We wouldn't need these programs if we/business's got to keep more of our earnings!

It's a catch twenty two.

BTW have you seen the benefits gov employees enjoy at our expense??? Way better than most folks can hope for. Oh and forget about one of them losing their jobs, no matter bad a worker they are. They are sealed in concrete.

Yep and we pay for it all.

It's not love to take from man what is his, what he has earned by the sweat of his brow, and take by force to give to another. Charity must come from the heart and not forced out by tyranny. Only each man knows when the act of giving his livelihood has become too much a burden to bare, NOT the begger with his hand out or the authority with one hand open and a whip in the other.

“…[T]he government of the United States is a definite government, confined to specified objects. It is not like the state governments, whose powers are more general. Charity is no part of the legislative duty of the government.”

-James Madison

“When the people find that they can vote themselves money, that will herald the end of the republic.”

-Benjamin Franklin

“To take from one, because it is thought his own industry and that of his fathers has acquired too much, in order to spare to others, who, or whose fathers, have not exercised equal industry and skill, is to violate arbitrarily the first principle of association, the guarantee to everyone the free exercise of his industry and the fruits acquired by it.”

-Thomas Jefferson, letter to Joseph Milligan, April 6, 1816

“A wise and frugal government … shall restrain men from injuring one another, shall leave them otherwise free to regulate their own pursuits of industry and improvement, and shall not take from the mouth of labor the bread it has earned. This is the sum of good government.”

-Thomas Jefferson, First Inaugural Address, March 4, 1801

“Congress has not unlimited powers to provide for the general welfare, but only those specifically enumerated.”

-Thomas Jefferson

“When all government, domestic and foreign, in little as in great things, shall be drawn to Washington as the center of all power, it will render powerless the checks provided of one government on another and will become as venal and oppressive as the government from which we separated.”

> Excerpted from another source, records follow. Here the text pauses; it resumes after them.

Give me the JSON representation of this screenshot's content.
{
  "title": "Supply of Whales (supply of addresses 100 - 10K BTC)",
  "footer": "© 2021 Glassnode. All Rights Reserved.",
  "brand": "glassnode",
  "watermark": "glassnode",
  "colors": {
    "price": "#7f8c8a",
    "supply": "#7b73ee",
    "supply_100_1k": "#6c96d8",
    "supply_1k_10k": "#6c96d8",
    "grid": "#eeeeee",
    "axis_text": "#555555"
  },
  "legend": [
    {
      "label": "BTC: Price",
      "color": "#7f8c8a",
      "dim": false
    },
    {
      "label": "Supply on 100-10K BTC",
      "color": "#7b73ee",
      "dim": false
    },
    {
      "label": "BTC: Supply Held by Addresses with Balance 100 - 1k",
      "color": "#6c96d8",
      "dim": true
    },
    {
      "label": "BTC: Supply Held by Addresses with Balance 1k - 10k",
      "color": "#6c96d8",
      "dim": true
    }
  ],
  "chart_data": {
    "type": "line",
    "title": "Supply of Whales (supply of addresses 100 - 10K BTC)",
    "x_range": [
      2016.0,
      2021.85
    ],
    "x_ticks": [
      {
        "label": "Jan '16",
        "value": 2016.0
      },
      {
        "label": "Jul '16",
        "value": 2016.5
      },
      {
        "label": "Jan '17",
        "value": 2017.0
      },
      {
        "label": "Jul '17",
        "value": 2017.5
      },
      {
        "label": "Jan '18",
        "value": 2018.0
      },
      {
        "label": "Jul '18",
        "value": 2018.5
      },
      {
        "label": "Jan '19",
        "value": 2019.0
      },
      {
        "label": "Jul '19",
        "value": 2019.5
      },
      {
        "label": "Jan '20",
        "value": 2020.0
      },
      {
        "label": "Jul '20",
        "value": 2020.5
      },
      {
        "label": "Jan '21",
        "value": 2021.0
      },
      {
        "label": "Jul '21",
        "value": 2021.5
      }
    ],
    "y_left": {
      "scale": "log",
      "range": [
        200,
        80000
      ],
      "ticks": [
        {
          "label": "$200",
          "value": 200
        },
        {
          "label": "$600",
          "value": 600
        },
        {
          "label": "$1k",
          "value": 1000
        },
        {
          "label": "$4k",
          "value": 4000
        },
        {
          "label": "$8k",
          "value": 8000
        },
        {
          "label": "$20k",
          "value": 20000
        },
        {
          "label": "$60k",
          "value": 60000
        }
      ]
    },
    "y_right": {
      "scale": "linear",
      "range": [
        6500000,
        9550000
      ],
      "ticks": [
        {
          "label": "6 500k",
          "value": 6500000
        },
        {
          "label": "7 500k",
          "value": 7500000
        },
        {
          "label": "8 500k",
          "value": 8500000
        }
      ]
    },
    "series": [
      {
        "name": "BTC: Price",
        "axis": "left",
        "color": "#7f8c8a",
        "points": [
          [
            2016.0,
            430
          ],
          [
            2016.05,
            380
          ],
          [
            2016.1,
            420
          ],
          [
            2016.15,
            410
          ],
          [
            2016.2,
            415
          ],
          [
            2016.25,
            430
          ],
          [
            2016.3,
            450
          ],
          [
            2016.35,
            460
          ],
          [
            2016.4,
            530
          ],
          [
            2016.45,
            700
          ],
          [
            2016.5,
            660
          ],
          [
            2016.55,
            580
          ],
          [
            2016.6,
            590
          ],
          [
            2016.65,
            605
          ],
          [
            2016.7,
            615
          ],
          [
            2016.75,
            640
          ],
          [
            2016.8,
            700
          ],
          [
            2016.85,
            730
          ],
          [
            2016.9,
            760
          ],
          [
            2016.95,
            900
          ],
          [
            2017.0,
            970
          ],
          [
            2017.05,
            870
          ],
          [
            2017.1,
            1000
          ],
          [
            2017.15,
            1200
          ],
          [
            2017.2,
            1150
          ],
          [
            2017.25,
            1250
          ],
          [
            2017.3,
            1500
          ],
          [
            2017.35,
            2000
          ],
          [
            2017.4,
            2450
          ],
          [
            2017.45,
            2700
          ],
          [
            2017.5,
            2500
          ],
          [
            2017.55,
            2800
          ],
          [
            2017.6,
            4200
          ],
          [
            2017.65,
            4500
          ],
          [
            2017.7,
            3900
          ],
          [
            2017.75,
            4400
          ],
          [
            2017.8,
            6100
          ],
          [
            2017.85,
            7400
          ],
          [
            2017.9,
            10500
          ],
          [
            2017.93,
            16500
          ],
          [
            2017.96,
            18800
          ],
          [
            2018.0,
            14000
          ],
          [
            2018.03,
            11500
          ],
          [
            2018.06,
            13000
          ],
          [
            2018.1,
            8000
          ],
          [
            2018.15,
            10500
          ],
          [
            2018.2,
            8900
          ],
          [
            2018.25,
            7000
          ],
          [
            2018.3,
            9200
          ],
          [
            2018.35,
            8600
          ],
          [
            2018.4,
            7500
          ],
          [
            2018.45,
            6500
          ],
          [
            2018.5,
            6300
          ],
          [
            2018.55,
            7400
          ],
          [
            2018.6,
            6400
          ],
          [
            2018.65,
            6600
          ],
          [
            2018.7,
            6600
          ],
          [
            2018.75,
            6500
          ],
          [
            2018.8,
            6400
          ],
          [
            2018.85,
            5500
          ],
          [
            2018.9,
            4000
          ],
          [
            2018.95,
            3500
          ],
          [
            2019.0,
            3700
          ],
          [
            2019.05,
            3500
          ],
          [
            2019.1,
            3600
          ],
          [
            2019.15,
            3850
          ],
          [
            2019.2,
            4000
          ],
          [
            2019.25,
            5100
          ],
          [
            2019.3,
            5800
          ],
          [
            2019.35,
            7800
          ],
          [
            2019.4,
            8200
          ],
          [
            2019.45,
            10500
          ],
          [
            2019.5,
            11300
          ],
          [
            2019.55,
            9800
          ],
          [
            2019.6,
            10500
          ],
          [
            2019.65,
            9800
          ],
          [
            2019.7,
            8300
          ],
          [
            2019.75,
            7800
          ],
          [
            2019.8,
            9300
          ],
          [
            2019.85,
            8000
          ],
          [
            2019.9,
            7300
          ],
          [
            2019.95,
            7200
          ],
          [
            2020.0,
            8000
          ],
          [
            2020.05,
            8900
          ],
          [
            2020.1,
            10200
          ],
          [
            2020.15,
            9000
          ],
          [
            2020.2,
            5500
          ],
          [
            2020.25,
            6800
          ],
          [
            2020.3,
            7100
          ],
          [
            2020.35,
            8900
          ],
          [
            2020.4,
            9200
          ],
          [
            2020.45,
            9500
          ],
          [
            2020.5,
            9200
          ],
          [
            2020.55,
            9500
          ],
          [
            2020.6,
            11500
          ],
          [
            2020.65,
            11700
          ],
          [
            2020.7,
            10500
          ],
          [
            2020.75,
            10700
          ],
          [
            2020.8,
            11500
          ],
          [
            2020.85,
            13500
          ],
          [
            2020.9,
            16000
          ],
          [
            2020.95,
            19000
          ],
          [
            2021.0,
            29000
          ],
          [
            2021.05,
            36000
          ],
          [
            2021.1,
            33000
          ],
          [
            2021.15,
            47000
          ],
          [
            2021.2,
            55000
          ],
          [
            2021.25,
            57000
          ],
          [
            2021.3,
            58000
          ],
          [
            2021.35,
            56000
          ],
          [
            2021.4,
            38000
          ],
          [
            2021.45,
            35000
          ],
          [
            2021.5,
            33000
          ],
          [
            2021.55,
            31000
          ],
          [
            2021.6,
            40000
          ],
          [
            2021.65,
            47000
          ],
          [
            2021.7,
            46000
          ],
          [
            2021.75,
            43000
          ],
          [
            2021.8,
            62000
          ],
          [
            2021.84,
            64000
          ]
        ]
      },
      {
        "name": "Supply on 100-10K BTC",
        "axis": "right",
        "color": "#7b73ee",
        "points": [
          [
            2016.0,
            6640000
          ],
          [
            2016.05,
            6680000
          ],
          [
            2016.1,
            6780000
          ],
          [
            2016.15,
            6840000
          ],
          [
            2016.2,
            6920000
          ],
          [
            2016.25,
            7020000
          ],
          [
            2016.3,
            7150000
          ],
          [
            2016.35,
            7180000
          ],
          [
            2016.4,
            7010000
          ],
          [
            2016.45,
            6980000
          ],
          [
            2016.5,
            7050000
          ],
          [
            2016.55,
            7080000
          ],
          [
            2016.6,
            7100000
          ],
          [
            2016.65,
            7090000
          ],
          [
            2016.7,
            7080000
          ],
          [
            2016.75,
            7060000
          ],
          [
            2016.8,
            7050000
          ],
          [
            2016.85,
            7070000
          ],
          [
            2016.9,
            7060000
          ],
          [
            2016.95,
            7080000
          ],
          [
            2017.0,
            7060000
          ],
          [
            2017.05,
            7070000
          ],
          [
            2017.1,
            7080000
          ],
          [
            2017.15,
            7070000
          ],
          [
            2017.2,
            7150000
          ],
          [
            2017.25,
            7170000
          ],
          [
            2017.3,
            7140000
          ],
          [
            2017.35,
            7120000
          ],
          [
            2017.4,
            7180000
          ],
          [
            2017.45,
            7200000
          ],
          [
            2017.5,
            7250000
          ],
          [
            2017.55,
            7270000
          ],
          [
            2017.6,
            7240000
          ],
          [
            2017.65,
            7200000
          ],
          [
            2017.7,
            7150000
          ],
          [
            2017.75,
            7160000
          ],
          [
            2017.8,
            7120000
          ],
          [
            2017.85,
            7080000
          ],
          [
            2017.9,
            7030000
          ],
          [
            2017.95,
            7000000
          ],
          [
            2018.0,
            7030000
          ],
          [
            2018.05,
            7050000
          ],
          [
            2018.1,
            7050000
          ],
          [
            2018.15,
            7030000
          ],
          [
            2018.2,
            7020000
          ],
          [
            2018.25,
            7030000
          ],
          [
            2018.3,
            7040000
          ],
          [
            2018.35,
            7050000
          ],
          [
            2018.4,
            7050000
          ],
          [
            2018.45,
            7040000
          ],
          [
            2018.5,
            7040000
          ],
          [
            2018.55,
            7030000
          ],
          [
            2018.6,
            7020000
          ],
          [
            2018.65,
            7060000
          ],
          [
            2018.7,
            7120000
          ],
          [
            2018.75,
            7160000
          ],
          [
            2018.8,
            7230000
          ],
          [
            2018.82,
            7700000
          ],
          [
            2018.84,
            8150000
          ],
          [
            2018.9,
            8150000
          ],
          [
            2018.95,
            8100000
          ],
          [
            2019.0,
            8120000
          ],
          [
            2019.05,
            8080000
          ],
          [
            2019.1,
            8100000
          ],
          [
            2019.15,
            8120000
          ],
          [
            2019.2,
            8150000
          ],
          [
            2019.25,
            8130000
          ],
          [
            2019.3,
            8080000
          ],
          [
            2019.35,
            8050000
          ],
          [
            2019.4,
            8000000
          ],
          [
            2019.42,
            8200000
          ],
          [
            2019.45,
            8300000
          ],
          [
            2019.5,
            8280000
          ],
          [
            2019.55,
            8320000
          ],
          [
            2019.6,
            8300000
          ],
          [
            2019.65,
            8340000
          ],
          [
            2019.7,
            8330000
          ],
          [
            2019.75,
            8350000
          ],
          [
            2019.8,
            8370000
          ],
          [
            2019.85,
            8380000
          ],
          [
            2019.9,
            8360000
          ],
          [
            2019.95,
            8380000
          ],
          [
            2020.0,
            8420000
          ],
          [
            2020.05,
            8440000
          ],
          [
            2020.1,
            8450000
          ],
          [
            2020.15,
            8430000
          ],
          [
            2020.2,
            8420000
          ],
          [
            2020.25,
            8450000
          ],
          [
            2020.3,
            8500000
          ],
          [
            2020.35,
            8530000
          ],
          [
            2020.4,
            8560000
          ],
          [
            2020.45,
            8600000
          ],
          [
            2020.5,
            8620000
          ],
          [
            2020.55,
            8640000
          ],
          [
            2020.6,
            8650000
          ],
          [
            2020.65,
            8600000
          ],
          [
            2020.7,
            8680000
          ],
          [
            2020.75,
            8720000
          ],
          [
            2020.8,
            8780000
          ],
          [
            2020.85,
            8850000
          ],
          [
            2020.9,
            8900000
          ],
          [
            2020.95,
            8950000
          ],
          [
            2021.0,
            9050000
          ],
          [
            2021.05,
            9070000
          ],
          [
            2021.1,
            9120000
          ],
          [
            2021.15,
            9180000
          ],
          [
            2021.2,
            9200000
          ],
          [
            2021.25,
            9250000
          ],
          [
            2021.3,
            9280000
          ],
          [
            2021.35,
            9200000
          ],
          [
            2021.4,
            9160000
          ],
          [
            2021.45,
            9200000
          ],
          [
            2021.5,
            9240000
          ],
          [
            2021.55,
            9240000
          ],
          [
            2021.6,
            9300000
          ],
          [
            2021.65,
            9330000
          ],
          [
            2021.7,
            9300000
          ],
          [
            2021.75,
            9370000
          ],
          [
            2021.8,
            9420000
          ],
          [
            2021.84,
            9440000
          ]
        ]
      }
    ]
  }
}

-Thomas Jefferson to Charles Hammond, 1821. The Writings of Thomas Jefferson, (Memorial Edition) Lipscomb and Bergh, editors, ME 15:332

“The natural progress of things is for liberty to yield and government to gain ground.”

-Thomas Jefferson, letter to E. Carrington, May 27, 1788

“The moment the idea is admitted into society that property is not as sacred as the laws of God, and that there is not a force of law and public justice to protect it, anarchy and tyranny commence. If ‘Thou shalt not covet’ and ‘Thou shalt not steal’ were not commandments of Heaven, they must be made inviolable precepts in every society before it can be civilized or made free.”

-John Adams, A Defense of the Constitutions of Government of the United States of America, 1787

James Madison, the Father of the Constitution, elaborated upon this limitation in a letter to James Robertson:

“With respect to the two words ‘general welfare,’ I have always regarded them as qualified by the detail of powers connected with them. To take them in a literal and unlimited sense would be a metamorphosis of the Constitution into a character which there is a host of proofs was not contemplated by its creators.”

In 1794, when Congress appropriated $15,000 for relief of French refugees who fled from insurrection in San Domingo to Baltimore and Philadelphia, James Madison stood on the floor of the House to object saying, “I cannot undertake to lay my finger on that article of the Constitution which granted a right to Congress of expending, on objects of benevolence, the money of their constituents.”